For the cooler supplier, this translates into specific engineering requirements that generic catalog products cannot meet:

Duty cycle robustness. TMEIC drives operate under demanding load profiles — high current for extended periods, frequent acceleration and deceleration cycles, occasional overload conditions. The cooler must maintain effective heat transfer across this full operating envelope, not just at steady-state rated conditions.

Dimensional precision. TMEIC’s drives are engineered systems with defined interface dimensions. A cooler that is thermally adequate but fails the dimensional envelope cannot be used without engineering change orders that cost time and money. Dongrun’s manufacturing tolerances for OEM programs are tighter than standard catalog product tolerances precisely because OEM applications leave no room for field adjustment.

Documentation traceability. Every cooler in an OEM program ships with a documentation package that includes raw material certifications, pressure test records, thermal performance data, and weld inspection records. If a unit fails in the field five years after installation, the OEM needs to be able to trace the failure back through the manufacturing record. This documentation discipline became a core operational capability for Dongrun through the TMEIC program.

Engineering disciplines the TMEIC program built

Working to TMEIC’s quality bar for twelve years has shaped how Dongrun approaches every OEM program that followed:

Material qualification. TMEIC specifies materials at the level of chemical composition and mechanical property requirements, not just grade designations. Dongrun now maintains qualified material supply chains that meet these specifications consistently, and mill certificates are reviewed against the specification limits — not just accepted at face value.

Thermal validation methodology. TMEIC’s engineering team cross-checks thermal performance claims. This pushed Dongrun to adopt the three-layer validation approach now applied to all engineering programs: in-house calculation using established heat transfer correlations, independent cross-check using HTRI software, and physical testing on a sample unit. A supplier whose thermal model disagrees with the OEM’s cross-check will not stay qualified for long.

Vibration and fatigue considerations. Drive cabinets generate vibration through transformer magnetostriction, fan operation, and mechanical switching in contactors. Coolers mounted to or integrated with drive enclosures must be designed against fatigue failure at the mounting interface.
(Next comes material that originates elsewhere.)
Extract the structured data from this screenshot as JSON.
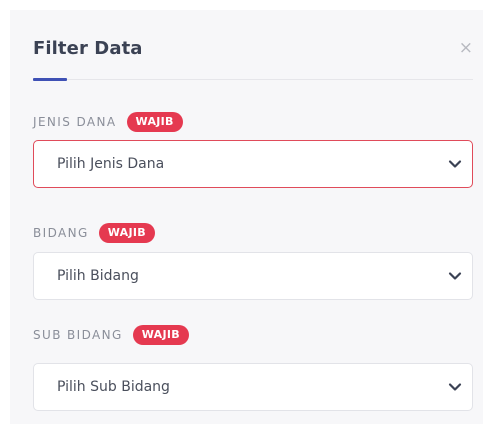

This is a detail that matters in long-running industrial applications and is easily overlooked by suppliers without OEM program experience.

Twelve years and counting

Dongrun has been a continuous supply partner to TMEIC from 2013 through the present day — now more than 12 years. The product scope has expanded from the initial motor and generator coolers to include cooling systems for TMEIC’s converter platforms and specialized applications in steel and petrochemical sectors.

The relationship has earned Dongrun recognition as an “Excellent Supplier” in TMEIC’s supply chain program, reflecting performance across quality, delivery, and engineering responsiveness. For engineers evaluating Dongrun as a potential supplier for their own OEM program, the TMEIC relationship provides a reference point: this is what sustained performance at Tier-1 OEM quality level looks like, measured over more than a decade of continuous supply.